A maioria dos funcionários da sinagoga foram honorário; mas o professor e um funcionário requer um apoio, pelo menos parcial, ao passo que o custo de ereção, com a de reparos e manutenção, deve ter sido considerável, para não falar dos honorários pagos em um período posterior a "dez homens desempregados", como a mínima de uma congregação. É um problema, para a resolução de que os materiais não são suficientes disponíveis actualmente, como essas despesas foram cumpridos. Em alguns casos, um homem rico, judeu ou gentio, querendo congraçar-se com as pessoas ou por bondade pura, pode ter fornecido uma sinagoga (cf. Lucas 7: 5 ; Jos. [Nota:. Lei da Santidade] . Ant xix . vi. 3). Em outros casos, embora as autoridades não são explícitos, a sinagoga deve ter sido erguido por meio de uma taxa geral sobre a comunidade, e as receitas para a sua manutenção, desde da mesma forma. 

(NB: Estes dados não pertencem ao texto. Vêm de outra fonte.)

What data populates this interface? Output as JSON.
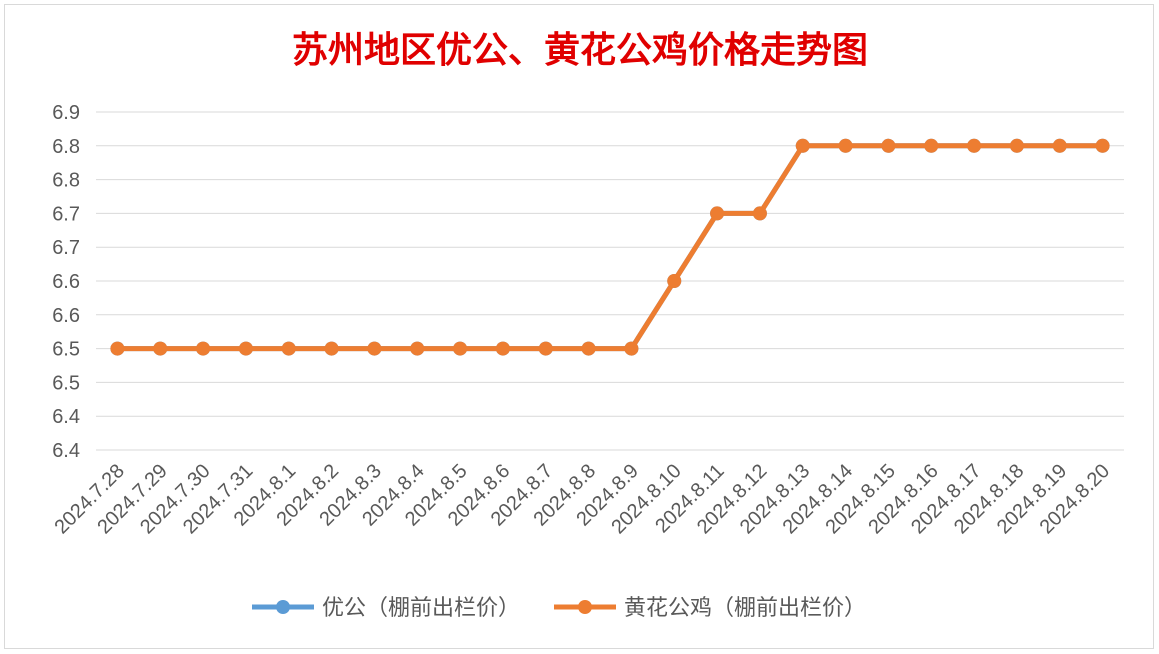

O Mishna investe toda a propriedade, incluindo os edifícios e equipamentos, na comunidade cívica ( Meg. iii 1;. Nedarim ., v 5), e aulas de informática, assim, com os banhos e as estradas do bairro. Mas, como o princípio em que as verbas necessárias foram levantadas, e os meios pelos quais o pagamento foi forçados, muito pouco é conhecido no momento. Um conjunto de contas sinagoga da primeira parte do primeiro centavo, seria uma descoberta de muito valor. 


Literature.-dos trabalhos citados no Dicionário Hasting da Bíblia , Schürer ainda é o mais importante. A edição alemã é a melhor; a referência para o Inglês tradução é n. [Nota: nota.] ii. 52-89. Adicione a arte de Dalman. 'Synagogaler Gottesdienst' em PRE [Nota: RE Real-Encyklopädie protesto pele. . Theologic und Kirche] 3 [Nota: designa a edição especial da obra a que se refere] vii. 7-19; Nowack, Heb-Arch. ii. 83 e segs .; Dembitz, Serviços judaicos em Syn. e Home . Qualquer um dos Cyclopaedias técnicos podem ser consultados; mas cuidados devem ser tomados, especialmente no caso de Hamburger, verificando as datas das autoridades originais, para distinguir os períodos em que eles se encontram.